We all know someone that’s looking to give up smoking or stop comfort eating in an attempt to lose weight, and similarly, many of us will know people that have sought help in terms of recovery from alcohol and drug abuse. Today, addictions are much less of a taboo than they once were as many people we look up to, in the world of celebrities, are known for battling addictions with sporadic stints in rehab.
That said, not everyone is able to afford rehab, so in this article we’re going to look at an underlying fundamental principle when it comes to breaking free from an addiction.
The core aspect of any addictive behaviour, and perhaps that’s the first thing to realise - an addiction is a habitual pattern of behaviour that starts to have power over us due to the meaning we attach to it.
It’s a universal truth that nothing in life has meaning, other than the meaning to which we attach to it, thus everything is fundamentally subjective. Now, for someone that associates smoking with stress relief, for instance, it’s going to be hard to break the pattern of behavior because they associate smoking with something positive - stress relief - so in their mind, the way they are wired to think about smoking is not something that is causing harm, but, something that’s causing pleasure… even though, intellectually they may know it’s bad for them, we are emotional creatures and somewhat subservient to our emotional drives.

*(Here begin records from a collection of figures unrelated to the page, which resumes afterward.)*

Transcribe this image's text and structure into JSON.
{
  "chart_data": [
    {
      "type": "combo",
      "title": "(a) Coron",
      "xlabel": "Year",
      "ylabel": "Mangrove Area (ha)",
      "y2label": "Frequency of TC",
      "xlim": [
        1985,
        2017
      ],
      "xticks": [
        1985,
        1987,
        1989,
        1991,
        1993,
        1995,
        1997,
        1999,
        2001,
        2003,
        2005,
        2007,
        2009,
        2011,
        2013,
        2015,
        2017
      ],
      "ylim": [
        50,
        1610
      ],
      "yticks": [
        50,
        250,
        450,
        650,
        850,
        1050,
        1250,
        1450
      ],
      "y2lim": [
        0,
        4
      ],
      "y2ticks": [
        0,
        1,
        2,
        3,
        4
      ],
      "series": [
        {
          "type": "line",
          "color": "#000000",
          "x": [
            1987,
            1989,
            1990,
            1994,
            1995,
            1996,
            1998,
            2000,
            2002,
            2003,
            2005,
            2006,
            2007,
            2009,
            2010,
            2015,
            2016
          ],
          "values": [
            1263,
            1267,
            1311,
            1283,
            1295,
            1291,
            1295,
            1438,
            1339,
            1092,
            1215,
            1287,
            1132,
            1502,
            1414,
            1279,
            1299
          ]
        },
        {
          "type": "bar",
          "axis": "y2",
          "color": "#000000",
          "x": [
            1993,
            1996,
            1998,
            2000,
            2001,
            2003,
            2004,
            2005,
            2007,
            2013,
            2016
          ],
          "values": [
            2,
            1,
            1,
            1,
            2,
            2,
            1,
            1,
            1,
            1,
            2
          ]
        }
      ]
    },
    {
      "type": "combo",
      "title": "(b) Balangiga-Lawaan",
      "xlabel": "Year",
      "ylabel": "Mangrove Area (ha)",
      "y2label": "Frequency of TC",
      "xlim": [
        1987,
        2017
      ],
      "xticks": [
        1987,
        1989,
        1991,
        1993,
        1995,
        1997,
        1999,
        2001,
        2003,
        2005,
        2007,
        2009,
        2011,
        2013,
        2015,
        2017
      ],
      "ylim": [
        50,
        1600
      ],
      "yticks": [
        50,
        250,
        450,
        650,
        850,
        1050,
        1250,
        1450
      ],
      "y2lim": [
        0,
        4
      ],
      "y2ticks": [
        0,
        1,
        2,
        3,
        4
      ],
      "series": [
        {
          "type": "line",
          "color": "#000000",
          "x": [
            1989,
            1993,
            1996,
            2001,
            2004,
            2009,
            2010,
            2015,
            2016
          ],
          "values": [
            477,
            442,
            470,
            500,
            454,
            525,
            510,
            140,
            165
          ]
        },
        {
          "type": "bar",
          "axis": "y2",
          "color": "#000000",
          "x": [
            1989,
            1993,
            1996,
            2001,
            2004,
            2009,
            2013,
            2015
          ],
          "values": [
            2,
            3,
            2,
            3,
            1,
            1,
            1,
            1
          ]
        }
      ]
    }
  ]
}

In that sense, if you want to stop smoking, you simply need to change the association - stop associating a positive meaning to the activity of putting a cigarette in your mouth, and start associating pain.
If you’ve ever noticed, this is at the core of all positive change, as many times, it’s only when a doctor says the three most dreaded words in our language “you have cancer” that people start to make some lifestyle shifts… and even then, some people will continue to smoke, because they are so attached to the meaning of “smoking equals pleasure or comfort” they choose not to give it up.

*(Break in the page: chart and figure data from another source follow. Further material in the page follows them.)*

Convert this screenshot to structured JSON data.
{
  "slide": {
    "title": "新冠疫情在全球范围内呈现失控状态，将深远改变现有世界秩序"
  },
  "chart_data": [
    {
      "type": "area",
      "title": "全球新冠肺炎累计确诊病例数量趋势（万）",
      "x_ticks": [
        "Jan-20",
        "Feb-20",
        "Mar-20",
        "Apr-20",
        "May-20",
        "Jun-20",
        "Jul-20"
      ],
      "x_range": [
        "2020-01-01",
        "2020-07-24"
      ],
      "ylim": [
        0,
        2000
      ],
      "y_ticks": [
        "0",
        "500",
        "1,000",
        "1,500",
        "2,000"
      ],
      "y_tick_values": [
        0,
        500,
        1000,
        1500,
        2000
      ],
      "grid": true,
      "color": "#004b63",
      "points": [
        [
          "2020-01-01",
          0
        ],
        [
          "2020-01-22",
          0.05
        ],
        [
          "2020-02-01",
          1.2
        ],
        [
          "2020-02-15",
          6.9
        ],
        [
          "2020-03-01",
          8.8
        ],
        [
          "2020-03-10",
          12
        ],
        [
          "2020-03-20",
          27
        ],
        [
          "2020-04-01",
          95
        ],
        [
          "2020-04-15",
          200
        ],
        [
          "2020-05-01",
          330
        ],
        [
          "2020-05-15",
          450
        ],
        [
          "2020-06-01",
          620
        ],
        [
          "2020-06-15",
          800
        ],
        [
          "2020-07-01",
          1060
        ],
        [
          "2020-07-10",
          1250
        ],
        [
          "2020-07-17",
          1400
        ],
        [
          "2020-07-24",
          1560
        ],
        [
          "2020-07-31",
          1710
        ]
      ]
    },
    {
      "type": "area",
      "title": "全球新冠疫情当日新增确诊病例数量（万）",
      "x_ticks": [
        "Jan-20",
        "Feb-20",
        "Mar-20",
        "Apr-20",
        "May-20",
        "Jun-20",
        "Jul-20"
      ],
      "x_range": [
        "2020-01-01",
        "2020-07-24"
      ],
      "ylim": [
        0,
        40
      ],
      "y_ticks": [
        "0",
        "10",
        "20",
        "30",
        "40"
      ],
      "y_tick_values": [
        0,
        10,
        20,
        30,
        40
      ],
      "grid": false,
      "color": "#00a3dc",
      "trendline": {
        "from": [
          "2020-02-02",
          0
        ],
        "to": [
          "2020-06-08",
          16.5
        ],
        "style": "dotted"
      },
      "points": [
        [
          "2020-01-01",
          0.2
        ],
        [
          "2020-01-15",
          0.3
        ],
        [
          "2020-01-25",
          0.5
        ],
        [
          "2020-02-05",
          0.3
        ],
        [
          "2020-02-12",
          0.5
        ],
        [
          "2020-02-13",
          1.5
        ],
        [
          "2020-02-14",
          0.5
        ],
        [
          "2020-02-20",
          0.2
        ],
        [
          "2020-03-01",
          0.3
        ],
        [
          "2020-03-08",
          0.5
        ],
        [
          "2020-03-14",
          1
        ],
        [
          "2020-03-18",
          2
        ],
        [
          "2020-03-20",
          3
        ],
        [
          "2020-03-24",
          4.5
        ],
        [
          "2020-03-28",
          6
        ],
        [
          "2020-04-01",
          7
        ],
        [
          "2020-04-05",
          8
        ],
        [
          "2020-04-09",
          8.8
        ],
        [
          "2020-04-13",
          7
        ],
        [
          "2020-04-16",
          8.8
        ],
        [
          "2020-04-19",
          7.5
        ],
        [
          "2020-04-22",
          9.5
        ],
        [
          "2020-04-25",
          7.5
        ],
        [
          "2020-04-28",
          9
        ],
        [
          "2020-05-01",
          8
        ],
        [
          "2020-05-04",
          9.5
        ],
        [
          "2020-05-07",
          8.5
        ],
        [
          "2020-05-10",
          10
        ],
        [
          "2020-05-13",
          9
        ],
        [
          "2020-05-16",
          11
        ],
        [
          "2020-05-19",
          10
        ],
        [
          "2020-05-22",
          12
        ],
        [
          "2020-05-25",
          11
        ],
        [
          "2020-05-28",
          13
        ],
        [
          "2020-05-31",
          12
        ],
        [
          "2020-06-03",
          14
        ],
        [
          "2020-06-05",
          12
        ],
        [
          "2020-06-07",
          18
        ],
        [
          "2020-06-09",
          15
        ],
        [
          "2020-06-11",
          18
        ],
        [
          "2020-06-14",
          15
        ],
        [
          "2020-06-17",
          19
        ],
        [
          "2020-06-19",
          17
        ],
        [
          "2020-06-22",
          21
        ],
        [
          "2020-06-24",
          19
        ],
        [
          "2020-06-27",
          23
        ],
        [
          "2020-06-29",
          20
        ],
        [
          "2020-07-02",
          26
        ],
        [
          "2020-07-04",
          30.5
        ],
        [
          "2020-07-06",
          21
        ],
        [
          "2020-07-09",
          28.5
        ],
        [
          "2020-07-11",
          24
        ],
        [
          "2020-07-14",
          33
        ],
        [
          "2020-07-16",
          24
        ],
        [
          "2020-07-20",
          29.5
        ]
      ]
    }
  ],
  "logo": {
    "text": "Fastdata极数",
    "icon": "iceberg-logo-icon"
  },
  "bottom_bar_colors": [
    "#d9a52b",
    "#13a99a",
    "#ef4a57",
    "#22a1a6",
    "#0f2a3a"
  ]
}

That’s the other aspect to this, addictions, whilst they might not feel like it - are a choice - agreed, sometimes addictions can truly play havoc with people’s lives and they don’t feel they are in control, as the addiction takes over, but fundamentally, what a person chooses to do, is a choice.
Therefore, to get someone to make a different choice, you simply need to help them associate pleasure with a more positive habit and pain with the addictive behaviour. The more pain they associate with the thing they are wanting to change, then the more able they will be to shift the meaning and ultimately break free from the addiction.